25. The method according to claim 24, characterized in that the calcium channel Cavl is Cav1.2 or Cavl .3.

26. A method for treating urinary incontinence or overactive bladder mediated by the calcium channel Cavl in a subject, characterized in that it comprises administering to a subject an effective amount of a compound according to any of claims 1 to 1.

27. The method according to claim 26, characterized in that the calcium channel Cavl is Cav1.2 or Cav1.3.

28. A method for treating atrial fibrillation in the calcium channel Cavl in a subject, characterized in that it comprises administering to a subject an effective amount of a compound according to any of claims 1 to 14.

29. The method according to claim 28, characterized in that the calcium channel Cavl is Cav1.2 or Cavl .3.

30. A method for treating hypertension mediated by the calcium channel Cavl in a subject, characterized in that it comprises administering to the subject an effective amount of a compound according to any of claims 1 to 14.

31. The method according to claim 30, characterized in that the calcium channel Cavl is Cav1.2 or Cavl .3.

32. A method for making a compound according to any of claims 1-14, characterized in that it comprises reacting an intermediate compound delineated herein with a reagent to provide a compound according to any of claims 1-14 as defined at the moment.

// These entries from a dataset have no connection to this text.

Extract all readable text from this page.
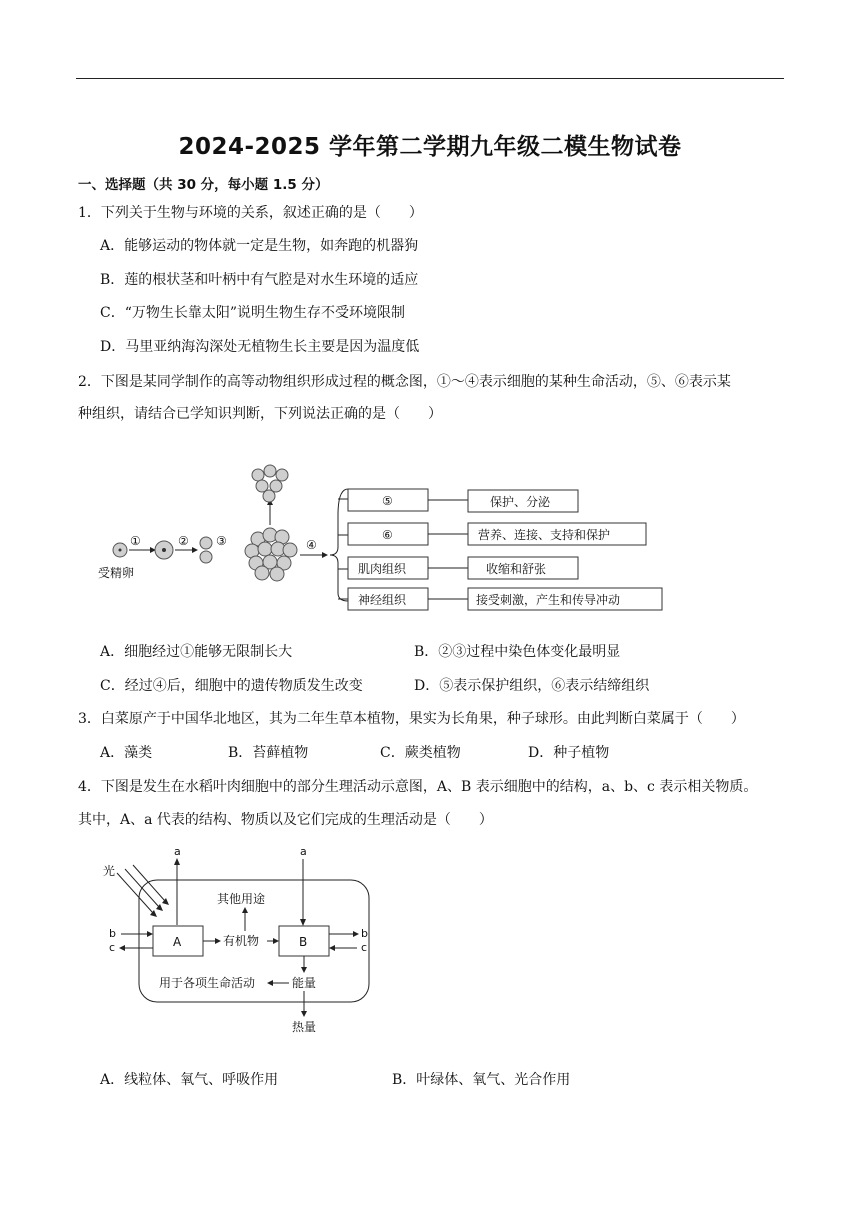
2024-2025 学年第二学期九年级二模生物试卷
一、选择题（共 30 分，每小题 1.5 分）
1．下列关于生物与环境的关系，叙述正确的是（　　）
A．能够运动的物体就一定是生物，如奔跑的机器狗
B．莲的根状茎和叶柄中有气腔是对水生环境的适应
C．“万物生长靠太阳”说明生物生存不受环境限制
D．马里亚纳海沟深处无植物生长主要是因为温度低
2．下图是某同学制作的高等动物组织形成过程的概念图，①～④表示细胞的某种生命活动，⑤、⑥表示某
种组织，请结合已学知识判断，下列说法正确的是（　　）
受精卵
①	② ③	④
⑤
⑥
肌肉组织
神经组织
保护、分泌
营养、连接、支持和保护
收缩和舒张
接受刺激，产生和传导冲动
A．细胞经过①能够无限制长大	B．②③过程中染色体变化最明显
C．经过④后，细胞中的遗传物质发生改变	D．⑤表示保护组织，⑥表示结缔组织
3．白菜原产于中国华北地区，其为二年生草本植物，果实为长角果，种子球形。由此判断白菜属于（　　）
A．藻类	B．苔藓植物	C．蕨类植物	D．种子植物
4．下图是发生在水稻叶肉细胞中的部分生理活动示意图，A、B 表示细胞中的结构，a、b、c 表示相关物质。
其中，A、a 代表的结构、物质以及它们完成的生理活动是（　　）
光
a	a
A
b
c	有机物
其他用途
B
b
c
能量
用于各项生命活动
热量
A．线粒体、氧气、呼吸作用	B．叶绿体、氧气、光合作用
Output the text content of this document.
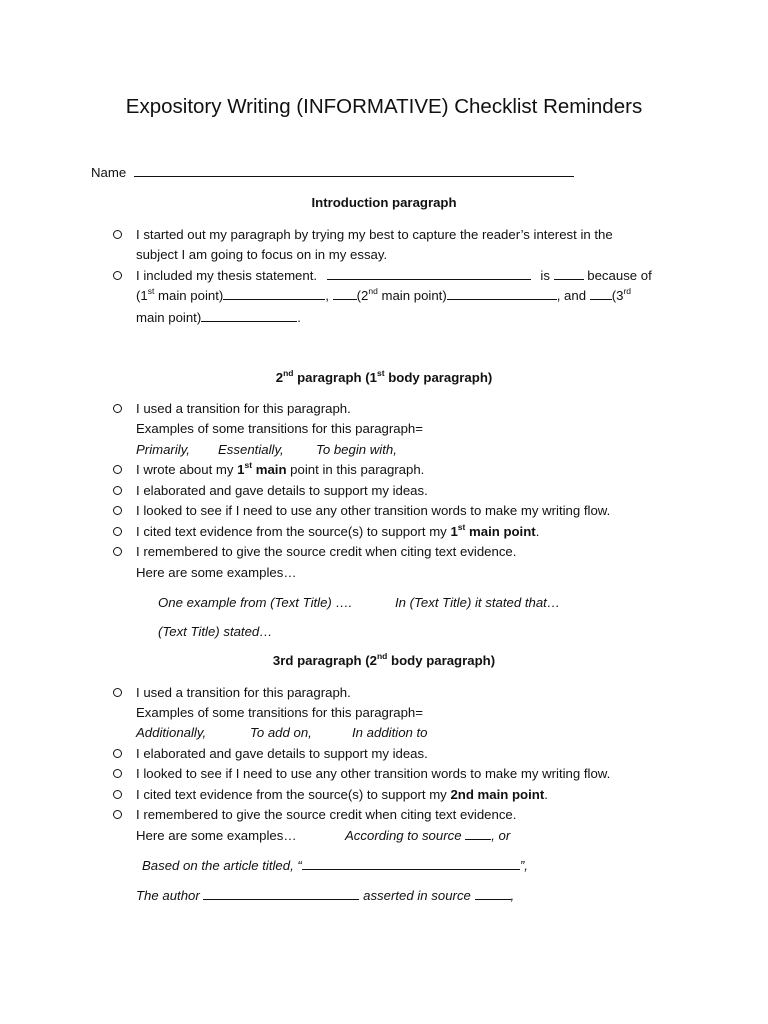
Expository Writing (INFORMATIVE) Checklist Reminders
Name
Introduction paragraph
I started out my paragraph by trying my best to capture the reader’s interest in the
subject I am going to focus on in my essay.
I included my thesis statement.	is	because of
(1st main point)	, (2nd main point)	, and (3rd
main point)	.
2nd paragraph (1st body paragraph)
I used a transition for this paragraph.
Examples of some transitions for this paragraph=
Primarily, Essentially, To begin with,
I wrote about my 1st main point in this paragraph.
I elaborated and gave details to support my ideas.
I looked to see if I need to use any other transition words to make my writing flow.
I cited text evidence from the source(s) to support my 1st main point.
I remembered to give the source credit when citing text evidence.
Here are some examples…
One example from (Text Title) ….	In (Text Title) it stated that…
(Text Title) stated…
3rd paragraph (2nd body paragraph)
I used a transition for this paragraph.
Examples of some transitions for this paragraph=
Additionally,	To add on,	In addition to
I elaborated and gave details to support my ideas.
I looked to see if I need to use any other transition words to make my writing flow.
I cited text evidence from the source(s) to support my 2nd main point.
I remembered to give the source credit when citing text evidence.
Here are some examples…	According to source , or
Based on the article titled, “	”,
The author	asserted in source	,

33. A composition, characterized in that it comprises a compound according to any of claims 1-14 and a pharmaceutically acceptable carrier.

34. The composition according to claim 33, further characterized in that it comprises an additional therapeutic agent.

35. A method for treating a disease or symptom of the disease in a subject, characterized in that it comprises administering to the subject in need of such treatment an effective amount of a compound according to any of claims 1-14.

36. The method according to claim 35, characterized in that the disease or symptom of the disease is angina, hypertension, congestive heart failure, myocardial ischemia, atrial fibrillation, diabetes mellitus, urinary incontinence, overactive bladder, pulmonary disease, or cognitive function. Nervous system disorder.